Alla grande vittoria della Ceca fa da contraltare la grande sconfitta della Comunità europea di difesa (Ced), in ultima istanza bocciata dallo stesso parlamento francese e su cui si espresse in maniera molto critica proprio Charles De Gaulle. Il Piano Pleven, che Monnet sponsorizza fino alle più alte sfere del governo americano, prevedeva la fusione materiale della difesa dei Paesi europei sotto un’unica autorità politica e militare, con un vero e proprio ministero della Difesa europeo. Un progetto che avrebbe rappresentato un cambio di passo nella costruzione di un federalismo europeo, che De Gaulle criticò come un moloch antifrancese, un frankenstein che avrebbe distrutto la sovranità nazionale. A nulla sono valsi i tentativi di Monnet di costruire un’alternativa a questa visione, anche perché non ne era fondamentalmente capace: come afferma Monaco, Monnet si trovava a suo agio nelle reti di relazione da lui costruite, portando avanti i suoi piani con diplomatici, politici, giudici e all’interno di luoghi ristretti. Non ha mai fatto politica attiva, non si è mai fatto eleggere, e non aveva capacità di contrastare con la popolazione francese la narrazione gollista. A conti fatti, Monnet non è stato all’altezza di vendere ai cittadini il progetto più ambizioso di integrazione europea: questo perché, mancandogli fin dall’inizio una visione filosofica sul federalismo europeo, e compensandola col suo approccio transazionale e funzionalista all’integrazione, non ha potuto costruire un’alternativa alla visione mondiale del gollismo.

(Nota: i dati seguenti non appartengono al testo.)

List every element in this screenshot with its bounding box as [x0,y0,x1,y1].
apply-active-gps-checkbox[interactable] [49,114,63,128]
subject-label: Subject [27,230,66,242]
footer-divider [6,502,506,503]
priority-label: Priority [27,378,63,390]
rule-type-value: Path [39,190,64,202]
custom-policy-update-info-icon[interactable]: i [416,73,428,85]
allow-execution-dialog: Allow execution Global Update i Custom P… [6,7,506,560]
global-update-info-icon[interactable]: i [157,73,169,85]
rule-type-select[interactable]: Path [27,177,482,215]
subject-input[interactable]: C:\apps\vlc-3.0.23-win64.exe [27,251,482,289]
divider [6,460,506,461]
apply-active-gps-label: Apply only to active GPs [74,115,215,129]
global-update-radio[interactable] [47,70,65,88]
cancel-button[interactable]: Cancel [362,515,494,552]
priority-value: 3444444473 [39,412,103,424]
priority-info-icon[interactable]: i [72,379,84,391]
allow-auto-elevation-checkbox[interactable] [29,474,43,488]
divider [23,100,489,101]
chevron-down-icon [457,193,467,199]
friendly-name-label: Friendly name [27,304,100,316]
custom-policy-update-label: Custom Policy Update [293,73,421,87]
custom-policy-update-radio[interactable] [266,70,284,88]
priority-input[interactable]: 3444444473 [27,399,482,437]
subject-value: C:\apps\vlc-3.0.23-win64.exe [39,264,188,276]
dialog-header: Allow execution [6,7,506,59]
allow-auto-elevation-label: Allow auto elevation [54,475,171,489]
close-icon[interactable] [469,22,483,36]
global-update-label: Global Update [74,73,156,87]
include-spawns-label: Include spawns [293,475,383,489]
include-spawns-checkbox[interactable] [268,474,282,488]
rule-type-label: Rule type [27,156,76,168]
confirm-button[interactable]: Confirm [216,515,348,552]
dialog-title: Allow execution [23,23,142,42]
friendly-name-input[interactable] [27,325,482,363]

Il Monnet broker, facilitatore di relazioni più che uomo di Stato, si ritira quando i legami che ha costruito iniziano a scomparire. Dopo la sua ultima fase di lavoro, alla guida del Comitato d’azione per gli Stati Uniti d’Europa, un think-tank sostenuto da molte donazioni private di qua e di là dall’Atlantico, inizia a non avere più contatti di alto livello nelle amministrazioni. Rimase convinto, fino alla fine della sua vita, che europei e americani avrebbero dovuto continuare a mantenere le stesse relazioni proficue che lui aveva contribuito a costruire. D’altronde, l’obiettivo per cui si era prefissato di costituire organismi sovranazionali l’aveva raggiunto: dopo il 1945, Francia e Germania sono diventate troppo interdipendenti per potersi fare la guerra.